Family representatives at the meeting unanimously agreed that ICMP’s work must continue.
“Same as others, I disagree with the proposal to hand over genetic data of the families to BiH authorities. We trust ICMP and I believe that ICMP will continue to cooperate with BiH authorities,” said Nura Begović, from the Association Women of Srebrenica, who participated in the meeting.
“My wish is that ICMP continues to assist the process of searching for missing persons in BiH, and it is good that the DNA analysis will continue unimpeded” said Smilja Mitrovic, President of the Association of Families of Missing Soldiers and Civilians of Semberija and Majevica, who also took part.
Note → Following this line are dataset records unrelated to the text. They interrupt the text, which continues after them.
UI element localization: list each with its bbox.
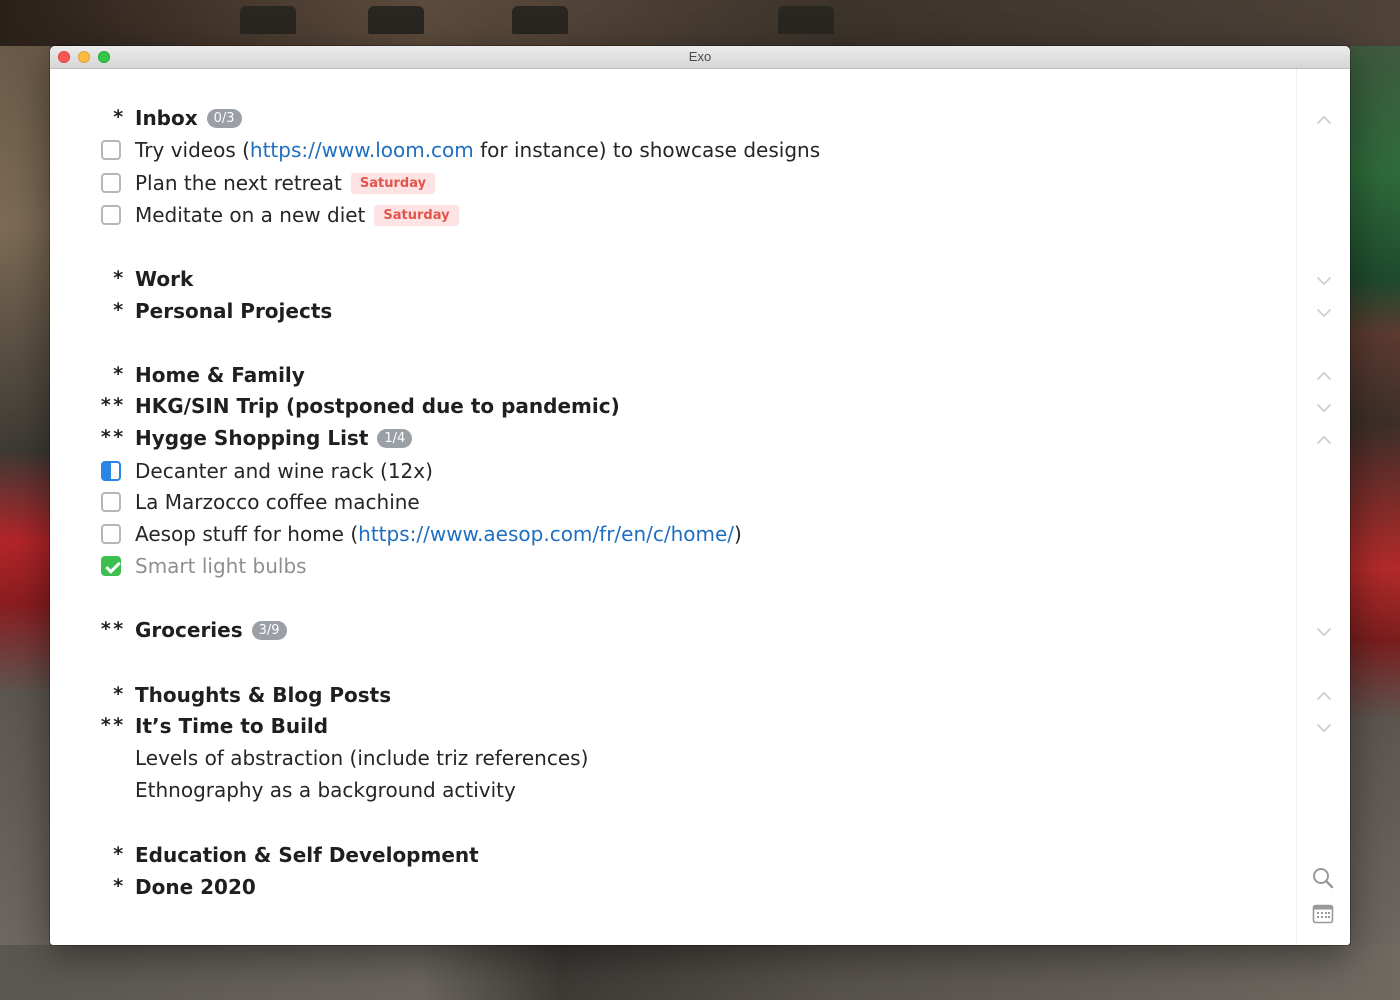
note-row[interactable]: Levels of abstraction (include triz refe… (50, 743, 1296, 775)
progress-badge: 1/4 (377, 429, 413, 448)
heading-home-family[interactable]: * Home & Family (50, 360, 1296, 392)
heading-thoughts-blog-posts[interactable]: * Thoughts & Blog Posts (50, 680, 1296, 712)
task-checkbox-checked[interactable] (101, 556, 121, 576)
task-row[interactable]: Try videos (https://www.loom.com for ins… (50, 135, 1296, 167)
background-photo-bottom (0, 945, 1400, 1000)
note-text: Ethnography as a background activity (135, 778, 516, 802)
heading-title: Personal Projects (135, 299, 333, 323)
task-row[interactable]: Plan the next retreat Saturday (50, 168, 1296, 200)
task-text: Plan the next retreat (135, 171, 342, 195)
heading-its-time-to-build[interactable]: ** It’s Time to Build (50, 711, 1296, 743)
heading-marker: * (112, 267, 125, 289)
progress-badge: 0/3 (206, 109, 242, 128)
task-row[interactable]: La Marzocco coffee machine (50, 487, 1296, 519)
task-text: for instance) to showcase designs (473, 138, 821, 162)
task-row[interactable]: Aesop stuff for home (https://www.aesop.… (50, 519, 1296, 551)
heading-title: Home & Family (135, 363, 305, 387)
task-text: Aesop stuff for home ( (135, 522, 359, 546)
chevron-up-icon[interactable] (1313, 685, 1335, 707)
chevron-down-icon[interactable] (1313, 621, 1335, 643)
background-lamp (368, 6, 424, 34)
task-checkbox[interactable] (101, 140, 121, 160)
chevron-down-icon[interactable] (1313, 270, 1335, 292)
task-row[interactable]: Decanter and wine rack (12x) (50, 456, 1296, 488)
heading-title: Education & Self Development (135, 843, 479, 867)
heading-marker: * (112, 106, 125, 128)
task-checkbox[interactable] (101, 173, 121, 193)
heading-title: Groceries (135, 618, 243, 642)
task-text: La Marzocco coffee machine (135, 490, 420, 514)
chevron-up-icon[interactable] (1313, 109, 1335, 131)
background-lamp (778, 6, 834, 34)
note-row[interactable]: Ethnography as a background activity (50, 775, 1296, 807)
note-text: Levels of abstraction (include triz refe… (135, 746, 589, 770)
background-photo-right (1350, 46, 1400, 946)
background-lamp (512, 6, 568, 34)
task-checkbox[interactable] (101, 492, 121, 512)
heading-education[interactable]: * Education & Self Development (50, 840, 1296, 872)
heading-title: Inbox (135, 106, 198, 130)
progress-badge: 3/9 (251, 621, 287, 640)
chevron-up-icon[interactable] (1313, 429, 1335, 451)
task-checkbox-in-progress[interactable] (101, 461, 121, 481)
heading-marker: ** (100, 714, 125, 736)
task-link[interactable]: https://www.loom.com (250, 138, 474, 162)
heading-personal-projects[interactable]: * Personal Projects (50, 296, 1296, 328)
background-lamp (240, 6, 296, 34)
heading-title: It’s Time to Build (135, 714, 329, 738)
heading-title: Done 2020 (135, 875, 256, 899)
chevron-down-icon[interactable] (1313, 717, 1335, 739)
task-text: Smart light bulbs (135, 554, 307, 578)
date-tag[interactable]: Saturday (350, 173, 436, 194)
task-text: Meditate on a new diet (135, 203, 366, 227)
date-tag[interactable]: Saturday (374, 205, 459, 226)
heading-marker: * (112, 875, 125, 897)
heading-groceries[interactable]: ** Groceries 3/9 (50, 615, 1296, 647)
heading-marker: * (112, 683, 125, 705)
heading-title: Hygge Shopping List (135, 426, 369, 450)
outline-editor[interactable]: * Inbox 0/3 Try videos (https://www.loom.… (50, 69, 1296, 945)
task-link[interactable]: https://www.aesop.com/fr/en/c/home/ (358, 522, 734, 546)
task-text: ) (734, 522, 742, 546)
heading-hkg-sin-trip[interactable]: ** HKG/SIN Trip (postponed due to pandem… (50, 391, 1296, 423)
calendar-icon[interactable] (1311, 902, 1335, 926)
heading-done-2020[interactable]: * Done 2020 (50, 872, 1296, 904)
right-gutter (1296, 69, 1350, 945)
chevron-up-icon[interactable] (1313, 365, 1335, 387)
app-window: Exo * Inbox 0/3 Try videos (https://www.l… (50, 46, 1350, 945)
heading-title: HKG/SIN Trip (postponed due to pandemic) (135, 394, 620, 418)
task-text: Try videos ( (135, 138, 250, 162)
task-row[interactable]: Smart light bulbs (50, 551, 1296, 583)
title-bar[interactable]: Exo (50, 46, 1350, 69)
heading-work[interactable]: * Work (50, 264, 1296, 296)
heading-title: Thoughts & Blog Posts (135, 683, 392, 707)
search-icon[interactable] (1311, 866, 1335, 890)
heading-inbox[interactable]: * Inbox 0/3 (50, 103, 1296, 135)
task-row[interactable]: Meditate on a new diet Saturday (50, 200, 1296, 232)
heading-marker: ** (100, 618, 125, 640)
heading-marker: * (112, 299, 125, 321)
window-title: Exo (688, 49, 712, 64)
heading-title: Work (135, 267, 194, 291)
task-text: Decanter and wine rack (12x) (135, 459, 433, 483)
background-photo-left (0, 46, 50, 946)
heading-hygge-shopping-list[interactable]: ** Hygge Shopping List 1/4 (50, 423, 1296, 455)
background-photo-top (0, 0, 1400, 46)
task-checkbox[interactable] (101, 524, 121, 544)
chevron-down-icon[interactable] (1313, 302, 1335, 324)
heading-marker: ** (100, 394, 125, 416)
heading-marker: * (112, 843, 125, 865)
heading-marker: ** (100, 426, 125, 448)
heading-marker: * (112, 363, 125, 385)
chevron-down-icon[interactable] (1313, 397, 1335, 419)
task-checkbox[interactable] (101, 205, 121, 225)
ICMP’s Headquarters moved to The Hague in the autumn of 2015, and new premises were formally opened there at the end of October this year. As part of the final phase of the transition, ICMP has relocated its Global DNA Laboratory System from Bosnia and Herzegovina to The Hague. This reflects the December 2014 Agreement on the Status and Functions of the ICMP which stipulates that ICMP should relocate its Headquarters to The Hague in order to carry out its new international mandate.
Matthew Holliday, the Head of ICMP’s Western Balkans Program, stressed that ICMP assistance will continue from its new headquarters in The Netherlands and that it will continue to employ the most rigorous of data protection regimes to ensure the security or the privacy of genetic and personal information provided by families of the missing when conducting DNA identity testing.
“As stipulated when families provided information and as guaranteed by ICMP’s privacy policies and by its immunities under international law, information provided by families can only be given to third parties with the explicit permission of each individual who has provided this information,” he said.
ICMP works with governments, civil society organizations, justice institutions, international organizations and others throughout the world to address the issue of people who have gone missing as a result of armed conflict, human rights abuses, disasters, organized crime and other causes. As the only international organization that is exclusively dedicated to this issue, ICMP is actively engaged in developing institutions and civil society capacity, promoting legislation, fostering social and political advocacy, and developing and providing technical expertise to locate and identify the missing.